Pour venir à bout de ce vaste chantier, il faudra plus que la seule empoignade d’éluEs, la seule négociation avec telle ou telle partie des salariés, et la seule écoute des récriminations renouvelées d’associations d’usagerEs.

La démocratie, la justice et l’efficacité supposent que la société entière s’empare du sujet et procède aux arbitrages résultant des choix préalables et évolutifs.

La question posée par la journaliste Cécile Marre était simple, mais centrale : y a-t-il assez d’argent pour gérer le transport ? La réponse de Béatrice Bellay : non ! était évidente, mais ne chercha pas d’explications au-delà des dysfonctionnements, des corruptions, plus évoquées de façon très allusive, que véritablement exposées. On ne peut raisonnablement faire l’économie de deux questions centrales : quel prix la société est-elle prête à consacrer à la mise en place d’un transport public satisfaisant pour le plus grand nombre ? Qui doit payer ? Nous renvoyer à l’expropriation de la bourgeoisie jusqu’au niveau international risque de paraître un peu court, ici et maintenant, même si cet objectif historique est aussi le nôtre. Il faut décider d’un financement qui mette à contribution les grosses fortunes et l’État.

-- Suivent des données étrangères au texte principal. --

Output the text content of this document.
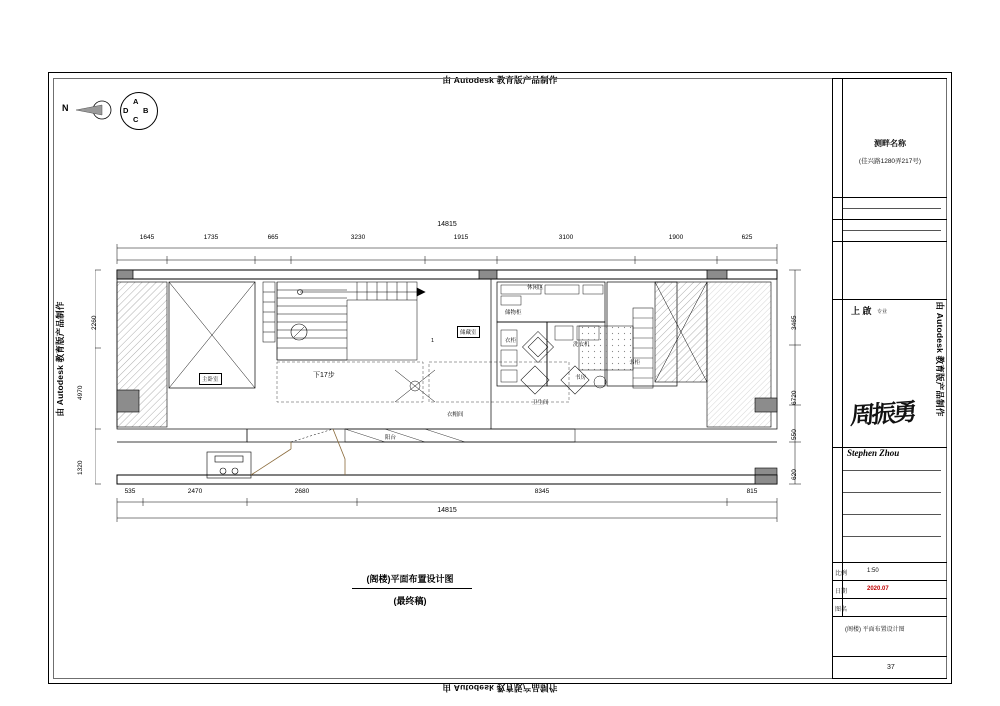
由 Autodesk 教育版产品制作
由 Autodesk 教育版产品制作
由 Autodesk 教育版产品制作	由 Autodesk 教育版产品制作
N
A
B
C
D
1645	1735	665	3230	1915	3100	1900	625
14815
535	2470	2680	8345	815
14815
2260
4970
1320
3465
6720
550
620
主卧室
储藏室
下17步
1
衣帽间
书房
休闲区
储物柜
衣柜
卫生间
洗衣机
书柜
阳台
(阁楼)平面布置设计图
(最终稿)
测畔名称
(佳兴路1280弄217号)
上 啟 专业
周振勇
Stephen Zhou
比例	1:50
日期	2020.07
图名
(阁楼) 平面布置设计图
37
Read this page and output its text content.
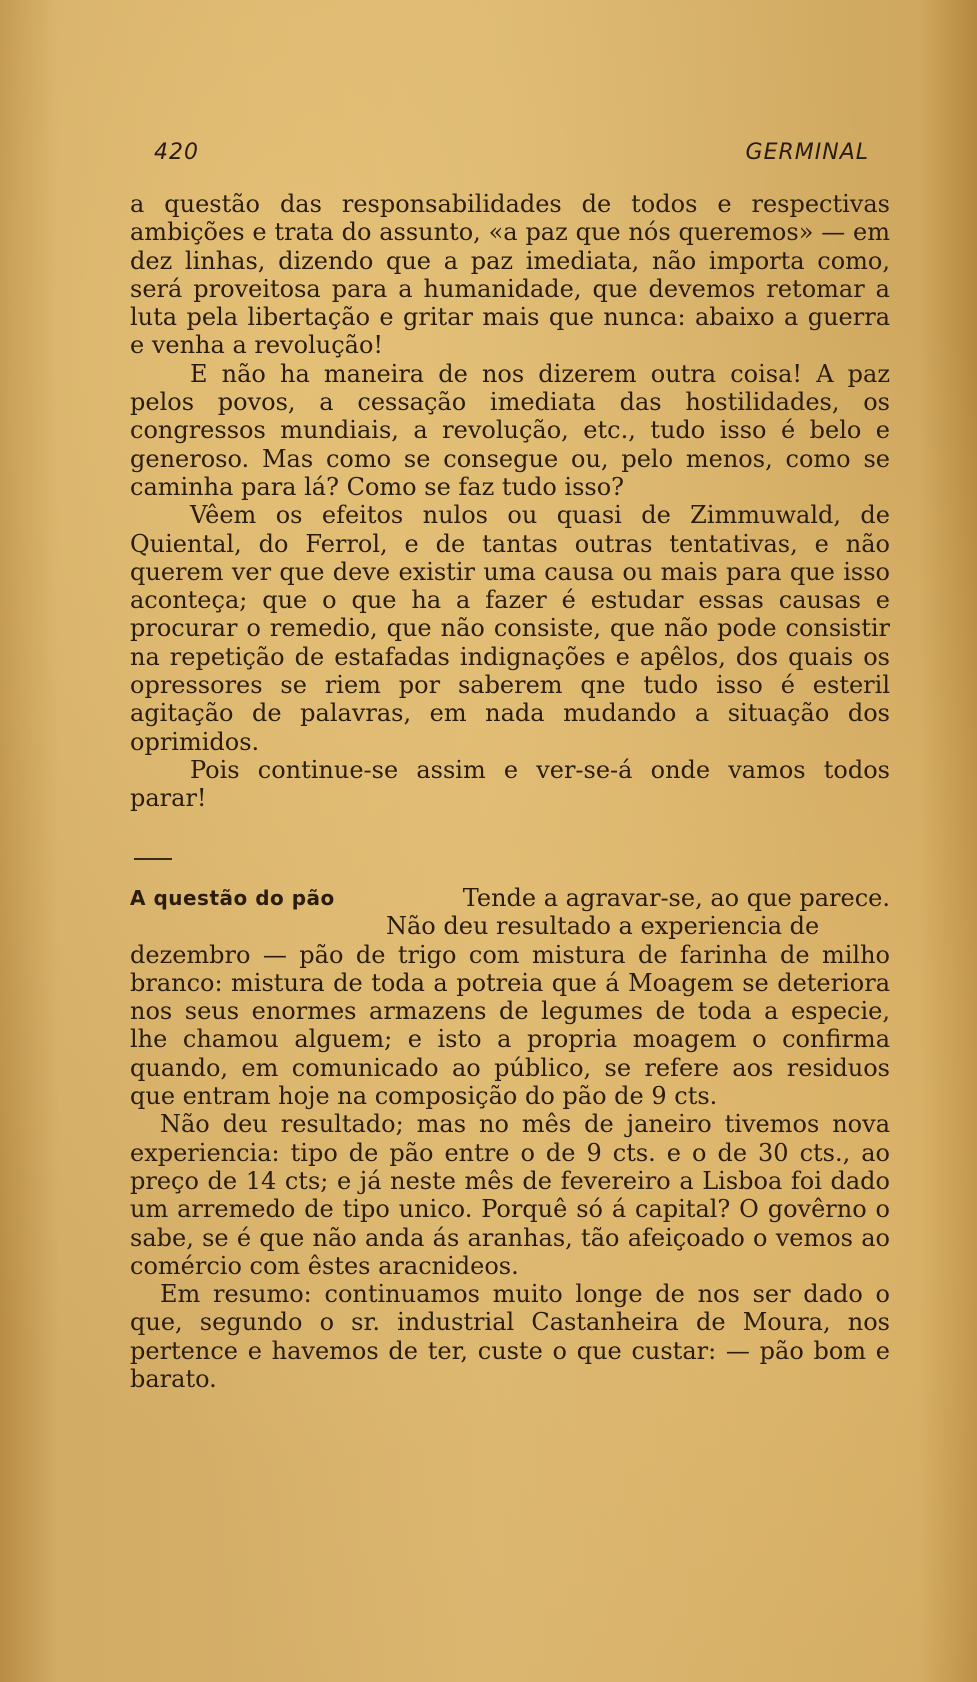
420	GERMINAL

a questão das responsabilidades de todos e respectivas ambições e trata do assunto, «a paz que nós queremos» — em dez linhas, dizendo que a paz imediata, não importa como, será proveitosa para a humanidade, que devemos retomar a luta pela libertação e gritar mais que nunca: abaixo a guerra e venha a revolução!

E não ha maneira de nos dizerem outra coisa! A paz pelos povos, a cessação imediata das hostilidades, os congressos mundiais, a revolução, etc., tudo isso é belo e generoso. Mas como se consegue ou, pelo menos, como se caminha para lá? Como se faz tudo isso?

Vêem os efeitos nulos ou quasi de Zimmuwald, de Quiental, do Ferrol, e de tantas outras tentativas, e não querem ver que deve existir uma causa ou mais para que isso aconteça; que o que ha a fazer é estudar essas causas e procurar o remedio, que não consiste, que não pode consistir na repetição de estafadas indignações e apêlos, dos quais os opressores se riem por saberem qne tudo isso é esteril agitação de palavras, em nada mudando a situação dos oprimidos.

Pois continue-se assim e ver-se-á onde vamos todos parar!

A questão do pão	Tende a agravar-se, ao que parece.

Não deu resultado a experiencia de

dezembro — pão de trigo com mistura de farinha de milho branco: mistura de toda a potreia que á Moagem se deteriora nos seus enormes armazens de legumes de toda a especie, lhe chamou alguem; e isto a propria moagem o confirma quando, em comunicado ao público, se refere aos residuos que entram hoje na composição do pão de 9 cts.

Não deu resultado; mas no mês de janeiro tivemos nova experiencia: tipo de pão entre o de 9 cts. e o de 30 cts., ao preço de 14 cts; e já neste mês de fevereiro a Lisboa foi dado um arremedo de tipo unico. Porquê só á capital? O govêrno o sabe, se é que não anda ás aranhas, tão afeiçoado o vemos ao comércio com êstes aracnideos.

Em resumo: continuamos muito longe de nos ser dado o que, segundo o sr. industrial Castanheira de Moura, nos pertence e havemos de ter, custe o que custar: — pão bom e barato.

Les hauts cris poussés par les diverses branches du patronat lorsque la CTM a parlé de demander le pouvoir d’augmenter légèrement la taxe pesant sur les entreprises n’ont fait l’objet d’aucun débat dans la société.

La question du financement doit faire l’objet d’un débat démocratique, tranché démocratiquement. Si par ailleurs les intérêts collectifs sont mis au poste de commande, il convient de sortir de la logique du marché comme régulateur de l’activité. Toutes les solutions de « délégation de service public » dont raffolent bon nombre de nos politiciens cachent en réalité une tromperie. Le service public étant « délégué », il n’appartient plus au public, mais bien au privé. C’est clair ! Et si la politique ne permet pas de trancher dans la transparence ce type de questions, elle perd une grande partie de son objet.

Cette réflexion vaut pour tout ce qui concerne le bien commun : habitat, transport, eau, hygiène, énergie, déchets, etc. Répétons que l’application du principe de la gestion publique, de l’expulsion de la prédation capitaliste, ne sera un plus réel pour la société que si des mécanismes de contrôle ouvrier et citoyen sont mis en place dans le même temps. La gabegie, le laxisme, la corruption, le mépris de l’intérêt général ne seront jamais une bonne façon de remplacer la rapacité capitaliste. Le mouvement ouvrier ne doit avoir aucune tendresse pour les passe-droits, les injustices, bref les magouilles décrites par Béatrice Bellay évoquant « les petits copains bénéficiaires », car toutes ces dérives sont socialement néfastes.

En définitive, il n’y aura jamais de baguette magique ni de grand timonier pour résoudre à la place du peuple les problèmes liés au fonctionnement de la société. Les mains magiciennes, comme disait Fanon, ne peuvent être que les mains du peuple.